Analysts had high hopes for this release, as hiring was expected to increase by 184,000 for the month, following the 195,000 rise in employment initially reported for June.

Not only did the actual figure for July miss expectations when it printed at 162,000, but the previous month’s reading was revised down to just 188,000.

Average hourly earnings also disappointed, as it showed a 0.1% decline instead of the estimated 0.2% uptick.

The good news though, is that the jobless rate fell a couple of notches from 7.6% to 7.4% while average hourly earnings are still up by 1.9% for the year.

So, did the U.S. jobs market improve or not? A closer look at the components of the NFP report should give us a better idea of how the labor market fared in July.

As it turns out, most of the jobs added last month were just part-time ones. Full-time hiring picked up by 92,000 while part-time employment increased by nearly twice as much at 174,000.

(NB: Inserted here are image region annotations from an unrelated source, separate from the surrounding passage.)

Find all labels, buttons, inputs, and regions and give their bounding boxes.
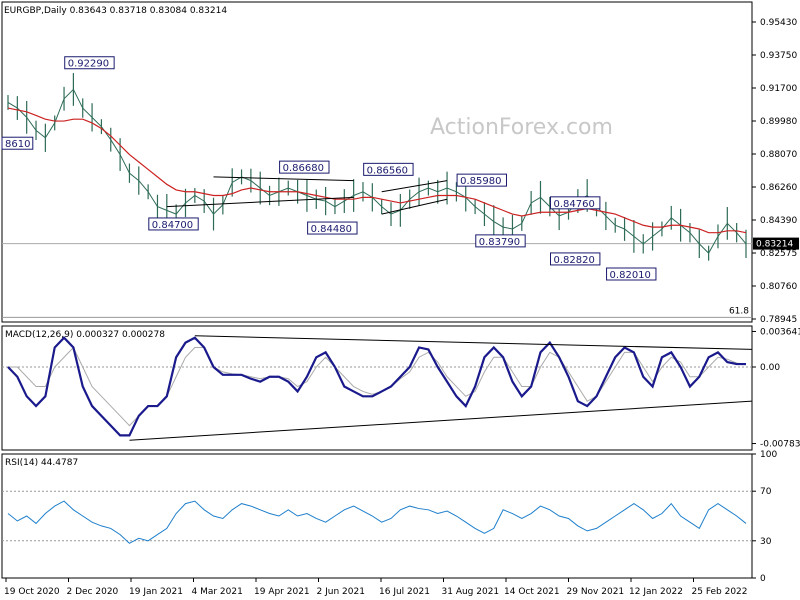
level-label-box (550, 196, 601, 210)
date-tick-label: 2 Dec 2020 (67, 587, 119, 597)
level-label: 0.84480 (311, 224, 352, 235)
rsi-line (7, 500, 747, 544)
date-tick-label: 4 Mar 2021 (192, 587, 243, 597)
level-label: 0.82820 (554, 255, 595, 266)
level-label: 0.92290 (68, 59, 109, 70)
price-panel: 0.95430 0.93750 0.91700 0.89980 0.88070 0.862… (1, 1, 799, 325)
level-label-box (363, 162, 414, 176)
level-label-box (475, 234, 526, 248)
level-label: 0.82010 (610, 270, 651, 281)
date-tick-label: 19 Apr 2021 (254, 587, 310, 597)
level-label-box (606, 267, 657, 281)
date-tick-label: 14 Oct 2021 (504, 587, 560, 597)
macd-frame (1, 325, 753, 451)
price-frame (1, 1, 753, 323)
price-tick-label: 0.84390 (760, 216, 797, 226)
level-label: 0.86560 (367, 165, 408, 176)
macd-tick-label: -0.007839 (760, 440, 800, 450)
level-label-box (1, 136, 34, 150)
level-label: 0.84700 (152, 220, 193, 231)
level-label-box (456, 173, 507, 187)
price-tick-label: 0.78945 (760, 315, 797, 325)
price-tick-label: 0.89980 (760, 117, 797, 127)
price-tick-label: 0.86260 (760, 183, 797, 193)
level-label: 0.85980 (460, 176, 501, 187)
macd-panel: 0.003641 0.00 -0.007839 (1, 325, 800, 451)
price-tick-label: 0.82575 (760, 249, 797, 259)
trendline-upper-2 (381, 180, 448, 193)
current-price-label: 0.83214 (756, 240, 793, 250)
macd-label: MACD(12,26,9) 0.000327 0.000278 (5, 330, 165, 340)
date-tick-label: 19 Jan 2021 (129, 587, 183, 597)
macd-signal-line (8, 346, 747, 427)
moving-average-line (7, 107, 747, 234)
watermark: ActionForex.com (430, 115, 613, 140)
macd-upper-trendline (194, 335, 753, 350)
level-label-box (64, 56, 115, 70)
date-tick-label: 12 Jan 2022 (629, 587, 683, 597)
price-tick-label: 0.95430 (760, 18, 797, 28)
price-line (7, 88, 747, 254)
level-label-box (550, 252, 601, 266)
macd-tick-label: 0.00 (760, 363, 780, 373)
rsi-frame (1, 453, 753, 579)
chart-header: EURGBP,Daily 0.83643 0.83718 0.83084 0.8… (4, 6, 227, 16)
rsi-tick-label: 30 (760, 537, 772, 547)
trendline-upper-1 (213, 176, 354, 182)
rsi-tick-label: 70 (760, 487, 772, 497)
level-label: 0.84760 (554, 199, 595, 210)
macd-tick-label: 0.003641 (760, 327, 800, 337)
rsi-panel: 100 70 30 0 (1, 450, 777, 584)
price-tick-label: 0.80760 (760, 282, 797, 292)
date-tick-label: 31 Aug 2021 (442, 587, 500, 597)
rsi-tick-label: 0 (760, 574, 766, 584)
macd-lower-trendline (129, 400, 753, 441)
level-label: 8610 (5, 139, 30, 150)
level-label-box (307, 221, 358, 235)
trendline-lower-1 (166, 196, 354, 208)
level-label: 0.83790 (479, 237, 520, 248)
price-tick-label: 0.91700 (760, 84, 797, 94)
fib-label: 61.8 (729, 306, 749, 316)
macd-line (7, 336, 746, 437)
date-axis: 19 Oct 2020 2 Dec 2020 19 Jan 2021 4 Mar 20… (4, 578, 748, 597)
date-tick-label: 19 Oct 2020 (4, 587, 60, 597)
price-tick-label: 0.88070 (760, 150, 797, 160)
date-tick-label: 25 Feb 2022 (692, 587, 748, 597)
date-tick-label: 16 Jul 2021 (379, 587, 430, 597)
level-label-box (148, 217, 199, 231)
level-label-box (279, 160, 330, 174)
level-label: 0.86680 (283, 163, 324, 174)
price-tick-label: 0.93750 (760, 51, 797, 61)
rsi-tick-label: 100 (760, 450, 777, 460)
date-tick-label: 29 Nov 2021 (567, 587, 625, 597)
trendline-lower-2 (381, 198, 448, 215)
date-tick-label: 2 Jun 2021 (317, 587, 365, 597)
current-price-box (753, 237, 799, 250)
rsi-label: RSI(14) 44.4787 (5, 458, 78, 468)
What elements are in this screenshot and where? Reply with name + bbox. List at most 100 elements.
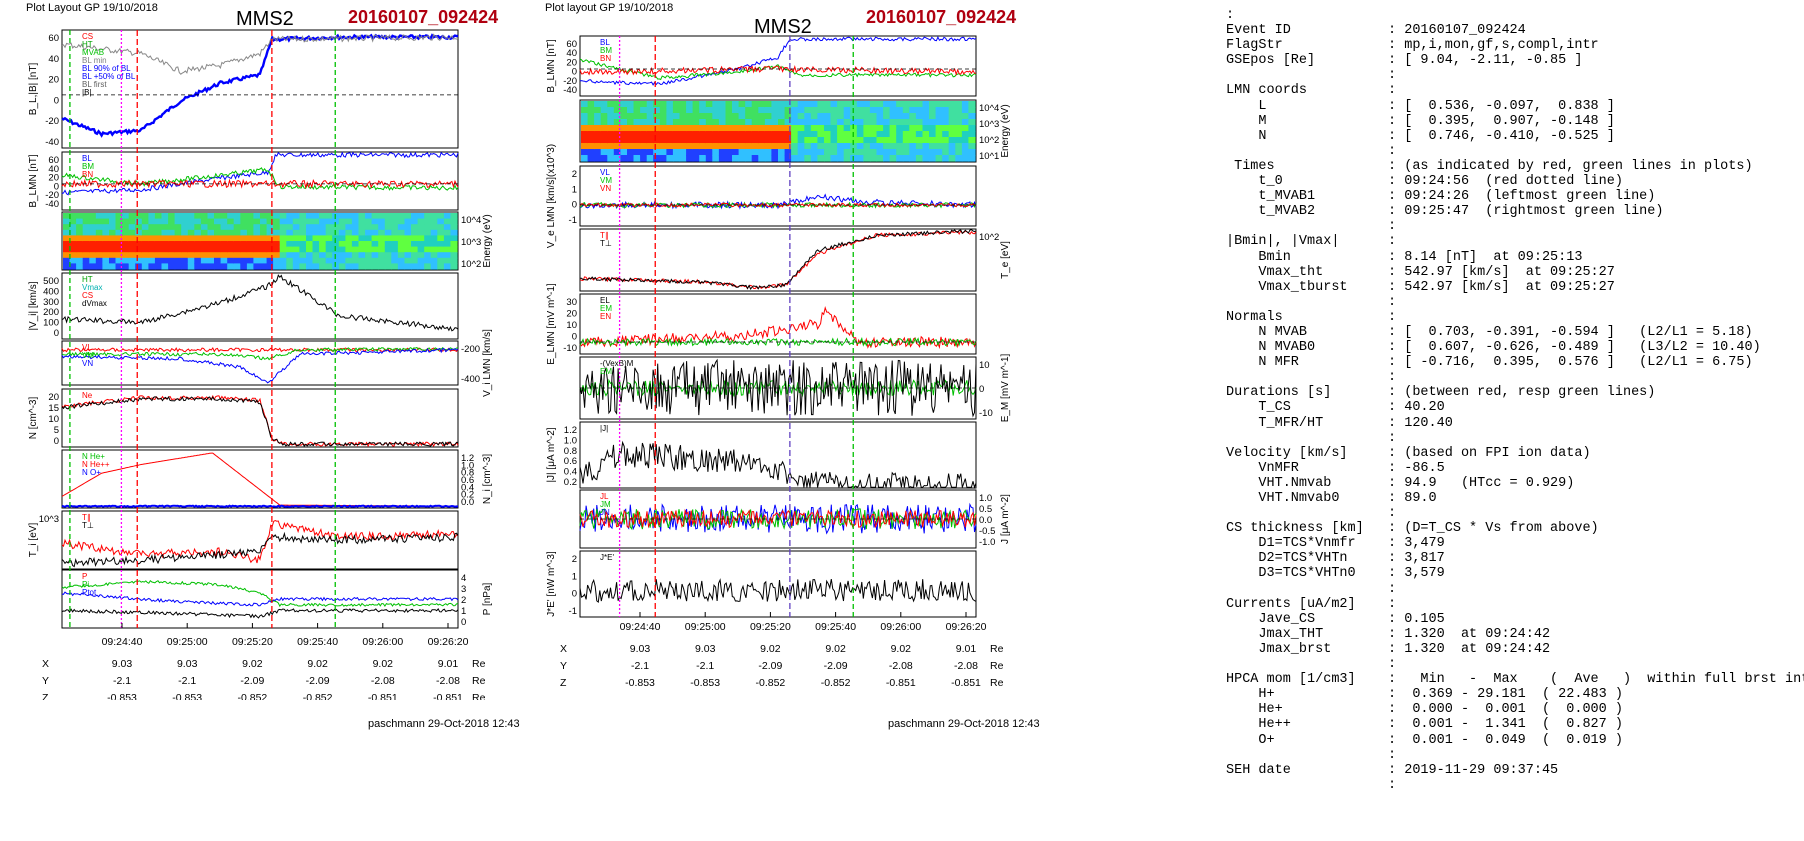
- spectrogram-cell: [174, 252, 182, 259]
- spectrogram-cell: [955, 143, 963, 150]
- spectrogram-cell: [338, 218, 346, 225]
- spectrogram-cell: [200, 252, 209, 259]
- spectrogram-cell: [161, 241, 169, 248]
- spectrogram-cell: [948, 113, 956, 120]
- spectrogram-cell: [365, 235, 373, 242]
- spectrogram-cell: [174, 224, 182, 231]
- orbit-value: -0.853: [172, 692, 202, 700]
- spectrogram-cell: [725, 107, 733, 114]
- spectrogram-cell: [266, 246, 274, 253]
- spectrogram-cell: [174, 246, 182, 253]
- y-tick-label: 4: [461, 573, 466, 584]
- legend-entry: J*E': [600, 553, 614, 562]
- spectrogram-cell: [319, 224, 327, 231]
- spectrogram-cell: [620, 137, 628, 144]
- spectrogram-cell: [365, 252, 373, 259]
- spectrogram-cell: [732, 101, 740, 108]
- spectrogram-cell: [260, 241, 268, 248]
- spectrogram-cell: [863, 107, 871, 114]
- spectrogram-cell: [784, 125, 792, 132]
- spectrogram-cell: [227, 257, 235, 264]
- spectrogram-cell: [955, 101, 963, 108]
- spectrogram-cell: [791, 149, 799, 156]
- spectrogram-cell: [279, 241, 287, 248]
- spectrogram-cell: [437, 252, 445, 259]
- spectrogram-cell: [922, 125, 930, 132]
- spectrogram-cell: [830, 113, 838, 120]
- spectrogram-cell: [804, 143, 812, 150]
- y-tick-label: 10^2: [461, 259, 481, 270]
- orbit-value: 9.02: [242, 658, 263, 670]
- spectrogram-cell: [430, 213, 438, 220]
- spectrogram-cell: [404, 224, 412, 231]
- energy-spectrogram: [63, 213, 458, 270]
- series-line: [579, 305, 977, 350]
- spectrogram-cell: [863, 119, 871, 126]
- orbit-unit: Re: [990, 660, 1004, 672]
- spectrogram-cell: [666, 107, 674, 114]
- y-tick-label: 0.4: [461, 482, 474, 493]
- spectrogram-cell: [856, 113, 864, 120]
- spectrogram-cell: [187, 229, 195, 236]
- spectrogram-cell: [751, 149, 759, 156]
- x-tick-label: 09:25:00: [685, 621, 726, 633]
- spectrogram-cell: [246, 246, 255, 253]
- spectrogram-cell: [384, 229, 392, 236]
- info-line: N : [ 0.746, -0.410, -0.525 ]: [1226, 128, 1615, 144]
- spectrogram-cell: [830, 149, 838, 156]
- spectrogram-cell: [594, 149, 602, 156]
- spectrogram-cell: [672, 155, 681, 162]
- spectrogram-cell: [325, 235, 333, 242]
- legend-entry: CS: [82, 291, 93, 300]
- spectrogram-cell: [89, 257, 97, 264]
- spectrogram-cell: [856, 125, 864, 132]
- spectrogram-cell: [646, 113, 654, 120]
- spectrogram-cell: [319, 252, 327, 259]
- legend-entry: VN: [82, 359, 93, 368]
- spectrogram-cell: [581, 149, 589, 156]
- spectrogram-cell: [306, 246, 314, 253]
- spectrogram-cell: [443, 213, 452, 220]
- orbit-value: -2.09: [824, 660, 848, 672]
- info-line: GSEpos [Re] : [ 9.04, -2.11, -0.85 ]: [1226, 53, 1583, 69]
- y-axis-label: N_i [cm^-3]: [482, 454, 493, 504]
- spectrogram-cell: [397, 235, 406, 242]
- y-tick-label: 1.2: [461, 453, 474, 464]
- spectrogram-cell: [325, 241, 333, 248]
- spectrogram-cell: [797, 149, 805, 156]
- spectrogram-cell: [600, 107, 608, 114]
- spectrogram-cell: [115, 252, 123, 259]
- info-line: Jmax_THT : 1.320 at 09:24:42: [1226, 626, 1551, 642]
- spectrogram-cell: [109, 252, 117, 259]
- spectrogram-cell: [942, 149, 950, 156]
- spectrogram-cell: [686, 119, 694, 126]
- spectrogram-cell: [253, 257, 261, 264]
- spectrogram-cell: [168, 224, 176, 231]
- spectrogram-cell: [306, 213, 314, 220]
- spectrogram-cell: [672, 119, 681, 126]
- spectrogram-cell: [397, 224, 406, 231]
- spectrogram-cell: [148, 257, 156, 264]
- spectrogram-cell: [135, 224, 143, 231]
- spectrogram-cell: [705, 101, 713, 108]
- spectrogram-cell: [929, 119, 937, 126]
- spectrogram-cell: [889, 155, 897, 162]
- spectrogram-cell: [417, 218, 425, 225]
- spectrogram-cell: [633, 101, 641, 108]
- panel-frame: [579, 228, 977, 292]
- spectrogram-cell: [745, 113, 753, 120]
- spectrogram-cell: [207, 213, 215, 220]
- series-line: [61, 167, 459, 191]
- spectrogram-cell: [286, 252, 294, 259]
- spectrogram-cell: [627, 119, 635, 126]
- series-line: [579, 36, 977, 86]
- orbit-value: -2.09: [306, 675, 330, 687]
- y-tick-label: 0: [572, 200, 577, 211]
- spectrogram-cell: [883, 101, 891, 108]
- orbit-value: 9.02: [760, 643, 781, 655]
- spectrogram-cell: [889, 149, 897, 156]
- spectrogram-cell: [804, 149, 812, 156]
- spectrogram-cell: [666, 137, 674, 144]
- y-tick-label: 30: [566, 297, 577, 308]
- spectrogram-cell: [109, 213, 117, 220]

One reason that could explain this is the passing of the Affordable Care Act, which would impose penalties on employers that don’t provide health insurance to their full-time staff.

With that, firms probably opted to put workers on part-time status or scale back working hours.

Hiring in the private sector fell short of expectations, as employment in this area rose by only 161,000 instead of the estimated 195,000. In addition, the services sector accounted for most of the increase in hiring while the construction industry showed a decline.

Meanwhile, there was barely any change to the number of government employees for the month.

Perhaps the brightest spot that came along with the report was the downtick in the unemployment rate. The 7.4% reading is actually the lowest figure we’ve seen in four and a half years! Mind you, this also brings the Fed closer to its 6.5% unemployment rate target.

A few market junkies argue that the 0.2% downtick from June’s 7.6% reading was the reason why the dollar’s sell-off wasn’t sustained. As you can see, the rise in EUR/USD was pretty limited.

Heck, it didn’t even test the 1.3300 handle!


In my opinion, there are two main takeaways from the report.

One, although it is far from spectacular, the employment data for July still signals that the U.S. is on the right track of recovery.

Secondly, the mixed figures only make the Fed‘s decision of whether or not to taper asset purchases next month all the more difficult!

On one hand, we saw stronger economic growth in Q2 2013 and a lower unemployment rate (which the Fed uses as a basis for its economic assessment). But on the other, we have weaker payrolls.

What do you think? Will the disappointing headline figure convince the Fed to hold off tapering? Or will the drop in the unemployment rate be enough for them to go ahead with it?